Tales from the PRON Store, Part III

As a prelude to my upcoming Pornographic Midnight Snack cinema critique series, I offer this episode of Tales from the PRON Store that deals with the topic of Hypocrisy.

A man walks into the store today and announces to me (a captive audience of ONE, by the way) that places like this (meaning the PRON store) make him sick.
"Why?" I ask him, feigning interest.

He says, "Because people who are addicted to PRON make me sick." Without skipping a beat, he then asks me if he can use the restroom.
"Are you sure it's clean enough?" I said with a grin meant to imply sarcasm. He grinned back and started doing the Pee-Pee dance, indicating it was an emergency. I gave him the key, stating that I shouldn't because our restroom is for paying customers, only. He assured me that he would buy something, and I assured him he better damn well buy something.

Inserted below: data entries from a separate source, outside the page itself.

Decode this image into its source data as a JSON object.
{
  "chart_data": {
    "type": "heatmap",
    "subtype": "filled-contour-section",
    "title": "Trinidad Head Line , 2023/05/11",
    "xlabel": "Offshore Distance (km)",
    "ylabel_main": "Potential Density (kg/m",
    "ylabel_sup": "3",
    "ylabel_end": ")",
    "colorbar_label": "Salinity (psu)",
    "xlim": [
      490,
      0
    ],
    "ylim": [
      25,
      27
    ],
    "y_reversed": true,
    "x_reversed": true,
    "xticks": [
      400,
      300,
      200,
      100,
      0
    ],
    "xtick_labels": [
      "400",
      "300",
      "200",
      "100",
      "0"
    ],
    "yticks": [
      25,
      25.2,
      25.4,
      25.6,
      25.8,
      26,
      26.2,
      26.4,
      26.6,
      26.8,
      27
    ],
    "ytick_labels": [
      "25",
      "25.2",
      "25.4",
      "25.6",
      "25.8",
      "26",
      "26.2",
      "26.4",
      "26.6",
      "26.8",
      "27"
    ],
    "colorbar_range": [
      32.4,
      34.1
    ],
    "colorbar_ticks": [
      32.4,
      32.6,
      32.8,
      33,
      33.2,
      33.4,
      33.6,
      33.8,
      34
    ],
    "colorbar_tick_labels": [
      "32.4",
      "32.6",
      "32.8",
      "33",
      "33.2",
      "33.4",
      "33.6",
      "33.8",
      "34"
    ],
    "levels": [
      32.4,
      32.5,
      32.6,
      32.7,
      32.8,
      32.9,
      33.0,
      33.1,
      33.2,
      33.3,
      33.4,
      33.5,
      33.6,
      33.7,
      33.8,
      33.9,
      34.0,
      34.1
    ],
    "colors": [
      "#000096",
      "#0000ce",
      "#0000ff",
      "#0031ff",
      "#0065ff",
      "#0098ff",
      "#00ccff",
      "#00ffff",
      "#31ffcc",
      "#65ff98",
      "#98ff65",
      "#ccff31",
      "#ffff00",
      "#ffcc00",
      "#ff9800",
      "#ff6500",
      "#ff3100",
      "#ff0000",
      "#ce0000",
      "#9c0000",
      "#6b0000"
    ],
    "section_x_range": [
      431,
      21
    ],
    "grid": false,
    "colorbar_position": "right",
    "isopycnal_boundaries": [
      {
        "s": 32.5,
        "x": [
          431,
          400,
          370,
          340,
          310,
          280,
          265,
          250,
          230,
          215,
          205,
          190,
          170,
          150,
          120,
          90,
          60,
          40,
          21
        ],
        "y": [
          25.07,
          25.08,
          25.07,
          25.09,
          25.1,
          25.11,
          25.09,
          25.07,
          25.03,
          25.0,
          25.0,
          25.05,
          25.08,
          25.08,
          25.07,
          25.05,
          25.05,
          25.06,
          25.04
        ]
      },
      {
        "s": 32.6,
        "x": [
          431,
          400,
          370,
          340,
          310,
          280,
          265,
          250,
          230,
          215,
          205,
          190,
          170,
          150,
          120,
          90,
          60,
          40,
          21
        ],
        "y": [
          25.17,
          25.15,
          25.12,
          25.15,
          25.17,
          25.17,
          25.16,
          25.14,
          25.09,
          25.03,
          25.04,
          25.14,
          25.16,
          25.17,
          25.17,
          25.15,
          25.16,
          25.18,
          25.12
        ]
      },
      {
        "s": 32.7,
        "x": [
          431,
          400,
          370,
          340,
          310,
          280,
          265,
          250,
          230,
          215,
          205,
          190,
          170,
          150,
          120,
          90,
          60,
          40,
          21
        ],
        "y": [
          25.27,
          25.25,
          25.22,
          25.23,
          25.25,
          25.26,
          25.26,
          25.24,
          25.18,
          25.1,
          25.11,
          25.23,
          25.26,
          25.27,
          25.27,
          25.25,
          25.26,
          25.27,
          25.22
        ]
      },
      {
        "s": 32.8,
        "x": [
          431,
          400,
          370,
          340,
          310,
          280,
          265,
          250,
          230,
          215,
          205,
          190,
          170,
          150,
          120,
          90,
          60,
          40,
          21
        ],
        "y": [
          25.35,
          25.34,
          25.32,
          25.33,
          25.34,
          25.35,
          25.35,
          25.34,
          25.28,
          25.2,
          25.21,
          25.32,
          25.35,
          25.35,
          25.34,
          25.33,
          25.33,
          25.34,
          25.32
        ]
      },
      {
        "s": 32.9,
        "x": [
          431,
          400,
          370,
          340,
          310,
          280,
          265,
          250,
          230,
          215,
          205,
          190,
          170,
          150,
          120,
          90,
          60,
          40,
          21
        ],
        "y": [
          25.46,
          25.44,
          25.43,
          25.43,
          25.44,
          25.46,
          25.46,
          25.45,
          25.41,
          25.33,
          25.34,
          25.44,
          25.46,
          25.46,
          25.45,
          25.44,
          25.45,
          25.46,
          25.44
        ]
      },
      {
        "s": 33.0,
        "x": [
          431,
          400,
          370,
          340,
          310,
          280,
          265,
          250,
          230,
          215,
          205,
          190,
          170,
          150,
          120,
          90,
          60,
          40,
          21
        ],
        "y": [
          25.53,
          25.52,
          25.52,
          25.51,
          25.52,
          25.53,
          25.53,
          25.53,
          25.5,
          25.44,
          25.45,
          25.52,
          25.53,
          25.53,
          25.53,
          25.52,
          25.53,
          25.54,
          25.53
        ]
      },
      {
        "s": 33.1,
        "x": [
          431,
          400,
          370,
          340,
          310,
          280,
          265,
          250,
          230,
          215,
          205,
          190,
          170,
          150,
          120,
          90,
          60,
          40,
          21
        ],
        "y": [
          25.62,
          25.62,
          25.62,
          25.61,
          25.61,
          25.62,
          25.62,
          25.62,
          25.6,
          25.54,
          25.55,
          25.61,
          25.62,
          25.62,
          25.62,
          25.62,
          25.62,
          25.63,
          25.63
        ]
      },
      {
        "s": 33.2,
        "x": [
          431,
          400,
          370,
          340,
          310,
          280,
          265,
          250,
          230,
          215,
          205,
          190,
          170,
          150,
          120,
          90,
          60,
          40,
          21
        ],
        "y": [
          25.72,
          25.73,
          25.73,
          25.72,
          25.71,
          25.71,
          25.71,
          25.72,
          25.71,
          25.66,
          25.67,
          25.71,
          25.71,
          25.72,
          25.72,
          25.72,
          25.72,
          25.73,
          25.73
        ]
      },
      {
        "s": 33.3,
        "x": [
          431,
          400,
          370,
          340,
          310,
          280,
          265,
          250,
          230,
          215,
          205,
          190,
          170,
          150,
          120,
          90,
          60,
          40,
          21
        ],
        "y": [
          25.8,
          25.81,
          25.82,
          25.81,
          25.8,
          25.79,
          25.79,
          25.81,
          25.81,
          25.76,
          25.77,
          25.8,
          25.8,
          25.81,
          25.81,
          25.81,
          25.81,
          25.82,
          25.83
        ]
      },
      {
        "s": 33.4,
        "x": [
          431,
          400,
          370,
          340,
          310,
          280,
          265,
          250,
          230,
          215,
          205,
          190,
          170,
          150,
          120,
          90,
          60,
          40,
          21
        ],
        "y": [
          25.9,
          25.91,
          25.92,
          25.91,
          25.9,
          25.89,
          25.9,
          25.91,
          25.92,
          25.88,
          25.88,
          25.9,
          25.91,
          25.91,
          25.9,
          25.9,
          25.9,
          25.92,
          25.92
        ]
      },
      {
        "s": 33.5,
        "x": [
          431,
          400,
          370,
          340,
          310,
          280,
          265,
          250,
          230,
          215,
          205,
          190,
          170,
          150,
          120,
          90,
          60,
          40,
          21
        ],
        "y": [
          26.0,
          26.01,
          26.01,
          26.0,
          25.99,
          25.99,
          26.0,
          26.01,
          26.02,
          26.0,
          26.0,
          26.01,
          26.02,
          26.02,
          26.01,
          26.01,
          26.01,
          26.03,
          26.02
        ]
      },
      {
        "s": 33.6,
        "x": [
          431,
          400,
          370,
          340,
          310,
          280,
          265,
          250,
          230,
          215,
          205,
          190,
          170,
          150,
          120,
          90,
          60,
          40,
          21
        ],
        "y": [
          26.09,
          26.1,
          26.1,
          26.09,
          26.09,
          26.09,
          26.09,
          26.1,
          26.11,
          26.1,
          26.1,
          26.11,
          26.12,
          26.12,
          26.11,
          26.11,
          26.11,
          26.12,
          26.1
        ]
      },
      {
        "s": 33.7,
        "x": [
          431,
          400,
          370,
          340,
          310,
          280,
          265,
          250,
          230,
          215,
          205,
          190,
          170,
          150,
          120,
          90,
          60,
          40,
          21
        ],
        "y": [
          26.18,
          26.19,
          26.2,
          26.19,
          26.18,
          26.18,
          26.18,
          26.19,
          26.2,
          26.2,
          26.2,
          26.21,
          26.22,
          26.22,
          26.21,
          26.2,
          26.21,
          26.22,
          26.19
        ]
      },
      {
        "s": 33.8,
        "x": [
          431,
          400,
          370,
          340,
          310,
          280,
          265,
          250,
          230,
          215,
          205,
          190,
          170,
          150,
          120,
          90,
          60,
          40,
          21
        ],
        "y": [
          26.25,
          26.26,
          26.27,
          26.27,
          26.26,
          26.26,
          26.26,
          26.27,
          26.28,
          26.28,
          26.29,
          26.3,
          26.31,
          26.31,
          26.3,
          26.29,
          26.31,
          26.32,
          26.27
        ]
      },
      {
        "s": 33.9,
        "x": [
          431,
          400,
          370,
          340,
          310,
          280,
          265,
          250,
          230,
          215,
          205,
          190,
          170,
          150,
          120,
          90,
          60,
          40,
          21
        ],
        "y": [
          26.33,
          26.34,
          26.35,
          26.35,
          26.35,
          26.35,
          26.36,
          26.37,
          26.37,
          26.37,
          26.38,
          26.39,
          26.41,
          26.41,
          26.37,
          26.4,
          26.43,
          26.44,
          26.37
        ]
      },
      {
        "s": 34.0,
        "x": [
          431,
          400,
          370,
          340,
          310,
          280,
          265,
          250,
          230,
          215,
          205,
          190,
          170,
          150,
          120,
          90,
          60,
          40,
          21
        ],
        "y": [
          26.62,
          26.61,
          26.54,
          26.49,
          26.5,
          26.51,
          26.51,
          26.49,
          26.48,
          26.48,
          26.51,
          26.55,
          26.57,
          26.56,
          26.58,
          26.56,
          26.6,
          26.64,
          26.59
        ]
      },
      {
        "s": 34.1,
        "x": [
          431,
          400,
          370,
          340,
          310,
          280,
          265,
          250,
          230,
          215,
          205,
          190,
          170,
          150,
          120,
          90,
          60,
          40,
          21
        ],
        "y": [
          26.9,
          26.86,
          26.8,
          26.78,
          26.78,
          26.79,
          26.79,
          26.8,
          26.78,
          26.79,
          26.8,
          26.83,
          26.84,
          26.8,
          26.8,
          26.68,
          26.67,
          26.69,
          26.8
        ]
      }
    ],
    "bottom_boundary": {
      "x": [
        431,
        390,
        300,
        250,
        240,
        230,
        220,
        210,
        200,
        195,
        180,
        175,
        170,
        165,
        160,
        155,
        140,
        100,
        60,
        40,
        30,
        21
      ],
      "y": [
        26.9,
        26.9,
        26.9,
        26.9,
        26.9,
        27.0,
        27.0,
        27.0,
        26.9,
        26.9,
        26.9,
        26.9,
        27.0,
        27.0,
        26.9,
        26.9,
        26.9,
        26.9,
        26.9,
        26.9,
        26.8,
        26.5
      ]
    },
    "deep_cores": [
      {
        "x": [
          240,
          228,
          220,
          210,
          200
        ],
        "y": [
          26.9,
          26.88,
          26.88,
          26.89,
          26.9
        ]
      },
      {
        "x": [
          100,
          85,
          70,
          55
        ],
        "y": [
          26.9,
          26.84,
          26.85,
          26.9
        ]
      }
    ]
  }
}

After tinkling, he starts lecturing again about how he usually stays away from places that sell PRON because he can get addicted to it. This is when I asked the Rev if he was done preaching and would buy something. (Obviously, I have no sympathy for his pending addiction). After all that, this dickless hypocrite proceeded to buy the following items...

Not one, but two inflatable sheep blow up love dolls, a bondage kit for beginners, fuzzy handcuffs, a riding crop and a leather mask (the kind you see in fetish videos). The final tally was $156.78, a portion of which goes to my commission, and no, I don't feel guilty, contributing to his addiction. Hey, it's not like I sold him drugs or alcohol.

But I do hope he overdoses and dies while handcuffed to an inflatable sheep, wearing a leather fetish mask.

Guardian of the Universe Gamera says, "You should have burnt him with your fire breath and toppled him like a Tokyo high-rise."